3-Nitro-l-tyrosine (3NT) is an oxidative stress metabolite associated with neurodegenerative diseases such as Parkinson's disease and rheumatoid arthritis. In this study, the N, S-co-doped graphene quantum dots (NSGQDs) derived from nitrogen-doped TiCT MXene nanosheet via the hydrothermal method in the presence of mercaptosuccinic acid was synthesized as an optical sensing probe to detect 3NT in human serum. Tetramethyl ammonium hydroxide, the nitrogen source and delamination agent, was used to prepare nitrogen-doped MXene nanosheets via one step at room temperature. The as-prepared NSGQDs are uniform with an average size of 1.2 ± 0.6 nm, and can be stable in aqueous solution for at least 90 d to serve as the fluorescence probe. The N atoms in N-MXene reduce the restacking and aggregation of MXene nanosheets, while the sulfur dopant in NSGQDs increases the quantum yield from 6.2 to 12.1 % as well as enhances the selectivity of 3NT over the other 12 interferences via coordination interaction with nitro group in 3NT. A linear range of 0.02-150 μM in PBS and 0.05-200 μM in human serum with a recovery of 97-108 % for 3NT detection is observed.

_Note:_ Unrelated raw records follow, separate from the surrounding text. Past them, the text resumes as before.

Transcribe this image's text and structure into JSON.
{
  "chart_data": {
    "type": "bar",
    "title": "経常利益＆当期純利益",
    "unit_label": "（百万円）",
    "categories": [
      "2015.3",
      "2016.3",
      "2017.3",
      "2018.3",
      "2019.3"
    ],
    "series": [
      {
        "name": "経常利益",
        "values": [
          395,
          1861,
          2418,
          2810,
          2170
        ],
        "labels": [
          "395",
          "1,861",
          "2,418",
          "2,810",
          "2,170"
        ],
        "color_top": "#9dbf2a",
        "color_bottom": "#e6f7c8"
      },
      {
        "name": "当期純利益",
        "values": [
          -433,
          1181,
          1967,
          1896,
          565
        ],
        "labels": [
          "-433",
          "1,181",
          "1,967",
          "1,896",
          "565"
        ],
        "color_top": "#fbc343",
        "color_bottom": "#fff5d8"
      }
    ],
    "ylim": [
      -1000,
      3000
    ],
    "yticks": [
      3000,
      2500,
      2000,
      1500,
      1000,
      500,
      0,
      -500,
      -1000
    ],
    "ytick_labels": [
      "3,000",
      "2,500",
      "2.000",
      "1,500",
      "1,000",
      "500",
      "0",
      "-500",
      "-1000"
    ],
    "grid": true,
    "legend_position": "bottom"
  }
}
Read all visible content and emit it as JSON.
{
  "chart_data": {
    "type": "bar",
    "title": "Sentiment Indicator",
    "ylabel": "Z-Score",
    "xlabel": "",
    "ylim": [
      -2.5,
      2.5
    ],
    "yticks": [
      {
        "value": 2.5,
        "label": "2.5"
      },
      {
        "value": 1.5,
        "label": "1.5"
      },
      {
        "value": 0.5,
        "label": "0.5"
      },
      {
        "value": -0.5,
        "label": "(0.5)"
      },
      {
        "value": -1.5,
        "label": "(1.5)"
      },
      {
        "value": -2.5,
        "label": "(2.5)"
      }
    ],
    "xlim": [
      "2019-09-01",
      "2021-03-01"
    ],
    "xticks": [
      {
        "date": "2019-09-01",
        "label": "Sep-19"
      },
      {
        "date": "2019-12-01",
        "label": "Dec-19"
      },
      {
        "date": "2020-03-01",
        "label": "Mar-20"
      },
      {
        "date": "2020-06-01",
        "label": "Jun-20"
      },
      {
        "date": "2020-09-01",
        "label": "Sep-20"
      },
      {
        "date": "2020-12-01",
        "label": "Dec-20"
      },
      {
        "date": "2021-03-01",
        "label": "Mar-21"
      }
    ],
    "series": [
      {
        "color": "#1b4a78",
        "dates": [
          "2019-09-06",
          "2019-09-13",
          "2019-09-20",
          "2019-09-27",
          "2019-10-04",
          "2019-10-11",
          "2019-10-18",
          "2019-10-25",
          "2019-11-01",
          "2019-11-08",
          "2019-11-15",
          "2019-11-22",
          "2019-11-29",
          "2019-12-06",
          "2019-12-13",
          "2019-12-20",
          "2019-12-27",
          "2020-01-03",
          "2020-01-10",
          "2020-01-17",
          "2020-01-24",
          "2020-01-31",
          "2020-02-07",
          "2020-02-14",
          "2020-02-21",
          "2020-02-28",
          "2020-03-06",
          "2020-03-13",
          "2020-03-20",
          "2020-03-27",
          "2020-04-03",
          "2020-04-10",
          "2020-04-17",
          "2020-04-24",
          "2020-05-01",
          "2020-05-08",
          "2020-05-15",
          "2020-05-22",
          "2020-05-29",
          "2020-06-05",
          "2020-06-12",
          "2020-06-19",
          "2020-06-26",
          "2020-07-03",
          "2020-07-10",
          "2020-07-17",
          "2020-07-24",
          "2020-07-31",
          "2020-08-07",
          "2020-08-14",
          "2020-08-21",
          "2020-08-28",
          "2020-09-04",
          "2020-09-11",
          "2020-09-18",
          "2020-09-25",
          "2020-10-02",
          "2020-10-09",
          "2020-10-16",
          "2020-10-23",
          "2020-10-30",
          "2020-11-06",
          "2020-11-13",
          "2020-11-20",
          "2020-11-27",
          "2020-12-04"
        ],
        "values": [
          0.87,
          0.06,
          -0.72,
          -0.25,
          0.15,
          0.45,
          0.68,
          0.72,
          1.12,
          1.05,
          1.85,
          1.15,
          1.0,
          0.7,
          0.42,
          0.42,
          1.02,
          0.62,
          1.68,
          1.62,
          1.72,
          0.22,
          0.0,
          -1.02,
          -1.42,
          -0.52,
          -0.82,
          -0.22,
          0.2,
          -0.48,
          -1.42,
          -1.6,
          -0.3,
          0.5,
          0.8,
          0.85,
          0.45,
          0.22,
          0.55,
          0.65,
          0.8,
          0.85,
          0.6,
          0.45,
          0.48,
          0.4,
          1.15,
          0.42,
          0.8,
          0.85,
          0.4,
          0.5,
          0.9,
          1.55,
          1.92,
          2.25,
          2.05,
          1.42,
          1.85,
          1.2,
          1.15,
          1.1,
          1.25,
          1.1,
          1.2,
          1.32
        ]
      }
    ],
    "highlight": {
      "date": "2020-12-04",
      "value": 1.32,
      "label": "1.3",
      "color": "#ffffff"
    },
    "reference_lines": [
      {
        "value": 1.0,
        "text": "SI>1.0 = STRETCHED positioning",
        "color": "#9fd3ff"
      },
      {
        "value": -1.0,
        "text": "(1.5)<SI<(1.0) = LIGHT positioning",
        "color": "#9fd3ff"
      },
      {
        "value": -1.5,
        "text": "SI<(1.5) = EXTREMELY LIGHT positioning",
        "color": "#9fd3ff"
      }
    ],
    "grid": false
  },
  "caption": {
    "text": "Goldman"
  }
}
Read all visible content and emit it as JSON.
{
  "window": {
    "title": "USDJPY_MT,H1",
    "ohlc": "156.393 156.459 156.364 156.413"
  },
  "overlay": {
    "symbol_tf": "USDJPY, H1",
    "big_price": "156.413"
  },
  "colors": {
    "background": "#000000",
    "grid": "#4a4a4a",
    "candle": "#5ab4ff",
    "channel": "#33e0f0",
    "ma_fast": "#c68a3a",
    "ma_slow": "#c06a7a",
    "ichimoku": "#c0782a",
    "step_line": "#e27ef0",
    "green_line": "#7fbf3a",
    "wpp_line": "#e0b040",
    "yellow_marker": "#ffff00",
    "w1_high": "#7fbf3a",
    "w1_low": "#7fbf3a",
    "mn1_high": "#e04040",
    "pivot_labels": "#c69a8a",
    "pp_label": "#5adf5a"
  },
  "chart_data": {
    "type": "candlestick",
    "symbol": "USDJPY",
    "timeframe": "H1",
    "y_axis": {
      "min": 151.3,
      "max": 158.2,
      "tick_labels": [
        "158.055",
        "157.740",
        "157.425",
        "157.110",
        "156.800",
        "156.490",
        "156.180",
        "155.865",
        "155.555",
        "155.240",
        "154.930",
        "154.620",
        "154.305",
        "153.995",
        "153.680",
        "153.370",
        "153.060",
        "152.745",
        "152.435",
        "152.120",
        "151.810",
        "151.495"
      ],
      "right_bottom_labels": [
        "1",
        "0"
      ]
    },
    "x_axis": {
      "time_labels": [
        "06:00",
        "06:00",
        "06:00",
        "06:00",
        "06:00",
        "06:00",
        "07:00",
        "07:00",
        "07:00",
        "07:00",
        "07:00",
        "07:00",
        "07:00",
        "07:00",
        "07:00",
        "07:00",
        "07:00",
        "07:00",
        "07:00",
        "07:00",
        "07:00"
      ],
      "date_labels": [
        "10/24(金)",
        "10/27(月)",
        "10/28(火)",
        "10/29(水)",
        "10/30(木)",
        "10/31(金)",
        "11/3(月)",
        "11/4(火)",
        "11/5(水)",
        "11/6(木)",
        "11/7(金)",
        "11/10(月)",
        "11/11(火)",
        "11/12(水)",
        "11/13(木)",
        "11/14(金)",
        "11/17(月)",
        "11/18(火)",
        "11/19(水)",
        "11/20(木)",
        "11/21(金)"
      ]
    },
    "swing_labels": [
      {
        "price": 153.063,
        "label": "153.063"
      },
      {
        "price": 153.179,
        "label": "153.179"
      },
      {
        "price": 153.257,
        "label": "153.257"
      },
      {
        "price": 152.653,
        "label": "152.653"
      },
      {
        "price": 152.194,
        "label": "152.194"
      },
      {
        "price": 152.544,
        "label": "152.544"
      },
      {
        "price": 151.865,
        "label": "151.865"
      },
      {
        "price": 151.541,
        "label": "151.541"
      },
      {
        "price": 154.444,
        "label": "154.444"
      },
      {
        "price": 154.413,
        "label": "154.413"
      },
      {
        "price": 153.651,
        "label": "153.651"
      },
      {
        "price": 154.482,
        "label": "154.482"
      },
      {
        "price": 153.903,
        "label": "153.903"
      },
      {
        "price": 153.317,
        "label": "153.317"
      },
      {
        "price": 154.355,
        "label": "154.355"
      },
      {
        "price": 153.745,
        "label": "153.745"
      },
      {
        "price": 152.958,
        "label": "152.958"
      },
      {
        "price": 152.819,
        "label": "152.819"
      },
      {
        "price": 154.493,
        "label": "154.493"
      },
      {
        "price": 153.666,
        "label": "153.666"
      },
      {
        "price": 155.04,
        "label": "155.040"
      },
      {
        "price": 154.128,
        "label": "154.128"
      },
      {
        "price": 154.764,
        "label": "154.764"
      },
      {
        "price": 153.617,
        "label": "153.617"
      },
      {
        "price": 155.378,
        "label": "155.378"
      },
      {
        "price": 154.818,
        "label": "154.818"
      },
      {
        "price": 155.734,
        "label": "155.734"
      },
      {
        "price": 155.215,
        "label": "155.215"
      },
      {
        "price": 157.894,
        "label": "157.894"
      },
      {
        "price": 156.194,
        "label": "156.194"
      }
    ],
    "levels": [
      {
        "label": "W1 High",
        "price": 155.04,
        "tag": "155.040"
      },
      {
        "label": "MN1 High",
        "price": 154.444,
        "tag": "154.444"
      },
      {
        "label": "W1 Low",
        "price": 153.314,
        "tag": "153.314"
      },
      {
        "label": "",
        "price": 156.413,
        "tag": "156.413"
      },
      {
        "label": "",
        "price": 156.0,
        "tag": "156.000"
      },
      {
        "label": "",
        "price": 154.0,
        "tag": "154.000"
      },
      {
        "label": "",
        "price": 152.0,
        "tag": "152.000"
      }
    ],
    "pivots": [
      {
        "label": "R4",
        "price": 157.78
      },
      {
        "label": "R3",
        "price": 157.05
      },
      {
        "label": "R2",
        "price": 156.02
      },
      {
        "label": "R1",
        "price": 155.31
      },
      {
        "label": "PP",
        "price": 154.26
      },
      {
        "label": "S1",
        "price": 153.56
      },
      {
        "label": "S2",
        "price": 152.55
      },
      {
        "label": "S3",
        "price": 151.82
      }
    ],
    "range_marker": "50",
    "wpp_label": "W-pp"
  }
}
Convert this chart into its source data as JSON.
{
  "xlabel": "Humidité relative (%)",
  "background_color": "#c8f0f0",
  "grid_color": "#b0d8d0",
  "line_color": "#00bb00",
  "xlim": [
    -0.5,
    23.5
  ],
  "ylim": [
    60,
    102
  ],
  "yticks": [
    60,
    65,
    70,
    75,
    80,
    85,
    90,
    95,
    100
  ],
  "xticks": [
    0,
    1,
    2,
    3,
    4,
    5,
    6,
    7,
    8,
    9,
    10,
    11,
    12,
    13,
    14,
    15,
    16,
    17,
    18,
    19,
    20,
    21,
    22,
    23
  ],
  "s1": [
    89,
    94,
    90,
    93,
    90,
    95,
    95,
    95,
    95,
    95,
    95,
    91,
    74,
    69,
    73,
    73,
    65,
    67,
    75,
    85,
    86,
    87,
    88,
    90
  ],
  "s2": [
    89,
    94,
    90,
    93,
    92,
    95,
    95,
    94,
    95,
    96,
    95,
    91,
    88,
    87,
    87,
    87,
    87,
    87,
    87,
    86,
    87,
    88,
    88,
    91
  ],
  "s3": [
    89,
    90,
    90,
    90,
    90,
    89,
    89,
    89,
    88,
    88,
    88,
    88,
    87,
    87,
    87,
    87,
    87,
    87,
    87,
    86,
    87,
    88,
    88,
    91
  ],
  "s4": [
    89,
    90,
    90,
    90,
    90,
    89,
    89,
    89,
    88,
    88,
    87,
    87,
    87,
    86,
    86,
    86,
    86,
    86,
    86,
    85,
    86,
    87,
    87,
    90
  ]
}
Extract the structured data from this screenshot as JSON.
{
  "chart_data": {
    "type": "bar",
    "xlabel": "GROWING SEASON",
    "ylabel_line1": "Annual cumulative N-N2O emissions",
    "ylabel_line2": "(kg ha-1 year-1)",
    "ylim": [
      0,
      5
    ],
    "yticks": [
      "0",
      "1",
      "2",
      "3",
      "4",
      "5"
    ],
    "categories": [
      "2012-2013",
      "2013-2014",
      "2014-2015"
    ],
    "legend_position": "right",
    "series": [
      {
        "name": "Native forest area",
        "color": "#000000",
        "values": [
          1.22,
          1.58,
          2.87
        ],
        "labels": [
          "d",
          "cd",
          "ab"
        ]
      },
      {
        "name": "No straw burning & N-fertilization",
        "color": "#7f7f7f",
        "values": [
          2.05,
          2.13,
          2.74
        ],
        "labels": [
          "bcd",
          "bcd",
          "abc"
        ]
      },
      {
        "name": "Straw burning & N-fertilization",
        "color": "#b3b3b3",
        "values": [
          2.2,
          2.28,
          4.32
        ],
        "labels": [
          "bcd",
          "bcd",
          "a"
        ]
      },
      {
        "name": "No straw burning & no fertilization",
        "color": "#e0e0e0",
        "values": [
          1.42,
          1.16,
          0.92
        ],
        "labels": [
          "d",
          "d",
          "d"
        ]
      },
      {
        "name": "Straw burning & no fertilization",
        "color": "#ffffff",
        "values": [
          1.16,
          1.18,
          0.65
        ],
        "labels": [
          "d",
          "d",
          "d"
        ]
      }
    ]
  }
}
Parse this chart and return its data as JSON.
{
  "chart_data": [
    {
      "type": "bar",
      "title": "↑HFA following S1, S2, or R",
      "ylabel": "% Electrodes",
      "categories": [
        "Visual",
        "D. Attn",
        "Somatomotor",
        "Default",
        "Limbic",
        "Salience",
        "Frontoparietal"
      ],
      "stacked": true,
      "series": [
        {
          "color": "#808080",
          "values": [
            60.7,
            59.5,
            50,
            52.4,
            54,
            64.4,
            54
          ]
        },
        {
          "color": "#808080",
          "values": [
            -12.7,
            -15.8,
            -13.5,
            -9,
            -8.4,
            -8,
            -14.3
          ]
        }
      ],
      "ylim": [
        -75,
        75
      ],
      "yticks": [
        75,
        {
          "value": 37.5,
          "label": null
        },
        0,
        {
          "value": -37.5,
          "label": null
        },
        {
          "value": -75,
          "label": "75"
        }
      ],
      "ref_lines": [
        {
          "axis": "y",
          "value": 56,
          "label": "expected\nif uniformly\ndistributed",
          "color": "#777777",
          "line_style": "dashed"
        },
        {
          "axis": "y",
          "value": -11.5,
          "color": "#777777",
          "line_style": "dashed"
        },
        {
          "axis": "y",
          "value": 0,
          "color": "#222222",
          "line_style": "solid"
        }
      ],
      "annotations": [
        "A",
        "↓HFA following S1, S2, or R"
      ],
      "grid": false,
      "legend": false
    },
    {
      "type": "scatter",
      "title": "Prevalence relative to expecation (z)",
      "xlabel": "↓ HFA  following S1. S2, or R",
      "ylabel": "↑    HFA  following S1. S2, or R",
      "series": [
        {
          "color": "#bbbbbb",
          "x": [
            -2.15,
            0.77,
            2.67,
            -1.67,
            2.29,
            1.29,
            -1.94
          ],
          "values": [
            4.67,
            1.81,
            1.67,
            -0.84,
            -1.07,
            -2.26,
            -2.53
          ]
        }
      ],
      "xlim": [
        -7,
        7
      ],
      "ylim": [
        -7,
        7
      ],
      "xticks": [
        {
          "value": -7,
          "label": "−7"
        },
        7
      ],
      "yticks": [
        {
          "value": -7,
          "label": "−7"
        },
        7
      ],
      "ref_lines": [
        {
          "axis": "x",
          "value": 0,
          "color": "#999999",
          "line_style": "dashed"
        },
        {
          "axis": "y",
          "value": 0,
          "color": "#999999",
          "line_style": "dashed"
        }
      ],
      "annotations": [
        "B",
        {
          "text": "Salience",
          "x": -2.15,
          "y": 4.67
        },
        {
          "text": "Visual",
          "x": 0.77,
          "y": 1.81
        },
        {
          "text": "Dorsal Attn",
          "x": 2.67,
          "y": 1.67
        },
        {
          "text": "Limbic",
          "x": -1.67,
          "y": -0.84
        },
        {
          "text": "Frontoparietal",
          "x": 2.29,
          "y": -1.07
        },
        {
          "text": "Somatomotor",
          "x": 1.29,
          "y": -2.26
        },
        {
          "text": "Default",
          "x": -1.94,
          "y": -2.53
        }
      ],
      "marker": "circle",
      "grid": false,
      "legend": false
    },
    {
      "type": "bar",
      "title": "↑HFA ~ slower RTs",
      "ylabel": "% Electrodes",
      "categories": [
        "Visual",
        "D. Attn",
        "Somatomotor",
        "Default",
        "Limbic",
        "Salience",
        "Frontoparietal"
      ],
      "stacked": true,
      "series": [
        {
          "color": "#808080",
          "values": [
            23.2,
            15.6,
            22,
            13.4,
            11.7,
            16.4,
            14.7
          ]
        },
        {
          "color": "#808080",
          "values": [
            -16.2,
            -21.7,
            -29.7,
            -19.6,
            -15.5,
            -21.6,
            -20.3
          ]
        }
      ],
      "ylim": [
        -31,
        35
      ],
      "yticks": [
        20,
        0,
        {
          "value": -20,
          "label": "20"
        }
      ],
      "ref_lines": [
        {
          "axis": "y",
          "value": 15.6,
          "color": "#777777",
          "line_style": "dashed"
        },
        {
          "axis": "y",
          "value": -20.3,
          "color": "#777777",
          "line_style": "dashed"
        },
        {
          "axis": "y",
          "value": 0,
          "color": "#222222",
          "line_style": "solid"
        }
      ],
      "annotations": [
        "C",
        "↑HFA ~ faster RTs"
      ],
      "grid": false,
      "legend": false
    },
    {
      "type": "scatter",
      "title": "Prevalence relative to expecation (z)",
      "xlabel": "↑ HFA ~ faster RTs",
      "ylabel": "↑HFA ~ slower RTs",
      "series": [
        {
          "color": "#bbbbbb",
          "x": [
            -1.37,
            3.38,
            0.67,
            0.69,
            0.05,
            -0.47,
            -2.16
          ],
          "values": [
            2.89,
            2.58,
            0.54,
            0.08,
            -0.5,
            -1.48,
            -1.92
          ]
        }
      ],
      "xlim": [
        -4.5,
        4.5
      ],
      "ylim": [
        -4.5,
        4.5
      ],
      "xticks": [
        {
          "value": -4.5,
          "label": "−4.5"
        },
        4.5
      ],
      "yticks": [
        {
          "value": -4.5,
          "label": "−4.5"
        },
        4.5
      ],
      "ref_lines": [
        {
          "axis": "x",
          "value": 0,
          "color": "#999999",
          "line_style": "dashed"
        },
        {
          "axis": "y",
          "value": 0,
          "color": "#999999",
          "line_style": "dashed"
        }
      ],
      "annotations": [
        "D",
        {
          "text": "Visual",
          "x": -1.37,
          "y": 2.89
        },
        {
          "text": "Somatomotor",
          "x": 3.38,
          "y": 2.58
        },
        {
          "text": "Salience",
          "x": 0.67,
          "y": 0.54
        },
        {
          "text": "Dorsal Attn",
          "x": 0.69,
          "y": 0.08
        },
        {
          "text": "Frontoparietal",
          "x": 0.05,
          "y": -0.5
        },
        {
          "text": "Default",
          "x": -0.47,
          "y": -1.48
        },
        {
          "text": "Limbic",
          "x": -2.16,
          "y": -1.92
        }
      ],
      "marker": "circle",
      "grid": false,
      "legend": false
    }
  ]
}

Moreover, the limit of detection can be lowered to 4.2 and 7 nM in PBS and 1 × diluted human serum, respectively. Results obtained clearly indicate the potential application of the N-TiCT derived NSGQD for effective detection of 3NT, which can open a window for the synthesis of doped GQDs via 2D MXene materials for ultrasensitive and selective detection of other biometabolites and biomarkers of neurodegenerative diseases in biological fluids.